Mobilità, Castellini: «Una città pensata senza famiglie e senza lavoro»

 
 

Piste ciclabili sul Lungadige a senso unico, ZTL attiva 24 ore su 24 in centro e in progressiva estensione verso le periferie, stalli blu a pagamento anche sotto casa dei residenti, una rete di autobus giudicata inefficiente e una città bloccata da cantieri concentrati nello stesso periodo.

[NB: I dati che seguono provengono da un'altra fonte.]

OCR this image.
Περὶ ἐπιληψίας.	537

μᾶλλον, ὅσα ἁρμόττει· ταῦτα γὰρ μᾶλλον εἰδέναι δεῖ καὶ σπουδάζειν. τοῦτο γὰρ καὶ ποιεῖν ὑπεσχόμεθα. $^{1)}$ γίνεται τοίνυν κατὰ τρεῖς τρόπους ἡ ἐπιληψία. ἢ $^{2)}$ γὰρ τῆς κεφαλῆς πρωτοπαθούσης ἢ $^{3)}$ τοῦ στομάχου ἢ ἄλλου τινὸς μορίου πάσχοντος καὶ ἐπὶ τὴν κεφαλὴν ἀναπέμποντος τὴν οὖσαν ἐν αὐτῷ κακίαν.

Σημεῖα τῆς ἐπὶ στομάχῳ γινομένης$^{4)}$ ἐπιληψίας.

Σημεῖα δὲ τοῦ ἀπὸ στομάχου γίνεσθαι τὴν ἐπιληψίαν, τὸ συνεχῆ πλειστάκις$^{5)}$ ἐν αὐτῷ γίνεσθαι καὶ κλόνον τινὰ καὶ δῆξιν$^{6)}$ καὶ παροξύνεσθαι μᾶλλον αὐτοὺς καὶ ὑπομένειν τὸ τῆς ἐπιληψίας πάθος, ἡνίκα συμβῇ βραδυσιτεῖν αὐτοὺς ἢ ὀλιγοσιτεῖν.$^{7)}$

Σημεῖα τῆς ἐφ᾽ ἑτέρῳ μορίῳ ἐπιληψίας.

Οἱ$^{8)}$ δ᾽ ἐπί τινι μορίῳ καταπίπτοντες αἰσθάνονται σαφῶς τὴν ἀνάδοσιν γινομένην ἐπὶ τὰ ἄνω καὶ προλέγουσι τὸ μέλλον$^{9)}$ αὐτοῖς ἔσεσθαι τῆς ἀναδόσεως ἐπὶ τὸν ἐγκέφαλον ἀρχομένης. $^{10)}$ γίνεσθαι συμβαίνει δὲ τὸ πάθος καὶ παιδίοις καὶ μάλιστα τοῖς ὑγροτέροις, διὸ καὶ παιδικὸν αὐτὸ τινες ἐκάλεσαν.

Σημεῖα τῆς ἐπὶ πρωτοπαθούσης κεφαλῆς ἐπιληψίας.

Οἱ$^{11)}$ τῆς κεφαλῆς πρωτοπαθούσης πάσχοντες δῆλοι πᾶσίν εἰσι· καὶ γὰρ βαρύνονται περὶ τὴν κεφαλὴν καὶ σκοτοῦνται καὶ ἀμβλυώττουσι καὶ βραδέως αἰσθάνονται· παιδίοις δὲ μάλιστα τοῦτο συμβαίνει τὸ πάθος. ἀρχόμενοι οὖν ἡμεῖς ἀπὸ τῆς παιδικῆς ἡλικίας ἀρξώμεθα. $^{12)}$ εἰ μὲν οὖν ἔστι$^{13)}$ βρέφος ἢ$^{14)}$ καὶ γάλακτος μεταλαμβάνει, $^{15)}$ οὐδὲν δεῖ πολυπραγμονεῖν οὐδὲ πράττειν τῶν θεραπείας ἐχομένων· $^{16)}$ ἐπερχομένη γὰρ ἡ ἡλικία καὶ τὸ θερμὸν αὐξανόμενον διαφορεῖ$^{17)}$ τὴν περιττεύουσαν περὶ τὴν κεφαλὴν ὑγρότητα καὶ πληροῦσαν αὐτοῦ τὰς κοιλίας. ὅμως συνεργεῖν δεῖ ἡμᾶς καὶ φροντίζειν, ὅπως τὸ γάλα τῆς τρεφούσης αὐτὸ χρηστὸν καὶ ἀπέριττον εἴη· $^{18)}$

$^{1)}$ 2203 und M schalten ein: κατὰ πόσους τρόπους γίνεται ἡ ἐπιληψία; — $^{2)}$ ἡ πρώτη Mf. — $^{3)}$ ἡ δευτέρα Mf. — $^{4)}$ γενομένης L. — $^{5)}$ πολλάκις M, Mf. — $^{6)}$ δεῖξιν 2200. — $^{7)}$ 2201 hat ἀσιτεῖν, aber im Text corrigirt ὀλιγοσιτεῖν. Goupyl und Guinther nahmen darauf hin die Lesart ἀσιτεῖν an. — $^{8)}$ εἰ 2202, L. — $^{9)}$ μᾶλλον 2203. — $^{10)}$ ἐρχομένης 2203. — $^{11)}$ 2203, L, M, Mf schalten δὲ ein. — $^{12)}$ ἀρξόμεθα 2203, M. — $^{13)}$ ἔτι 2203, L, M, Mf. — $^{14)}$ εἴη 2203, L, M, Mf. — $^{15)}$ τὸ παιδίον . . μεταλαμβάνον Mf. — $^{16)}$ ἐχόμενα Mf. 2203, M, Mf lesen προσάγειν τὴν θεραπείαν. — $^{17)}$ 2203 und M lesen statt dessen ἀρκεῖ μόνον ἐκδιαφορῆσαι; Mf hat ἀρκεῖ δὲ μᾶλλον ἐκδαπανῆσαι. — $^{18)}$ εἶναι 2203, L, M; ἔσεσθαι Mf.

È questo, secondo Luca Castellini, esponente di Forza Nuova Verona, il quadro della mobilità cittadina delineato dalle scelte dell’amministrazione comunale.

Una strategia che, sostiene Castellini, rischia di paralizzare la quotidianità di lavoratori e famiglie, aggravando tempi di spostamento e difficoltà organizzative per chi deve conciliare lavoro, scuola, sport e impegni familiari. «Le politiche sulla mobilità sembrano pensate per chi non utilizza l’auto e non vive la realtà di una famiglia con figli e doppio reddito», afferma.

«Un modello non adatto a una città produttiva»

Nel mirino di Castellini c’è in particolare l’impostazione ideologica che guarda a modelli nord-europei, come Amsterdam o alcune città olandesi a forte vocazione amministrativa. «Sono realtà completamente diverse – sostiene – dove gli spostamenti sono brevi e legati prevalentemente a lavori d’ufficio».

Secondo l’esponente di Forza Nuova, Verona vive invece di un tessuto produttivo diffuso, fatto di piccola e media industria, artigianato e manifattura, con un continuo flusso di persone dai comuni limitrofi come San Giovanni Lupatoto, Villafranca, Bussolengo e la Valpolicella. «Un sistema che funziona perché le persone si muovono ogni giorno, avanti e indietro dalla città».

In questo contesto, l’idea di una mobilità quasi esclusivamente ciclabile viene definita «fuori dalla realtà», soprattutto considerando condizioni climatiche, distanze, strumenti di lavoro e carichi quotidiani.

«Una visione distante dalla vita reale»

Castellini parla di una visione di città distante dalle esigenze concrete di chi lavora e mantiene una famiglia, accusando l’amministrazione di progettare Verona come se fosse una metropoli amministrativa europea, ignorando la sua natura produttiva e territoriale, più simile – a suo avviso – a Vicenza o Brescia.

«Il rischio – conclude – è quello di costruire una città ideale, astratta, che non tiene conto della realtà sociale ed economica veronese, lasciando ai margini chi ogni giorno manda avanti famiglie, imprese e quartieri».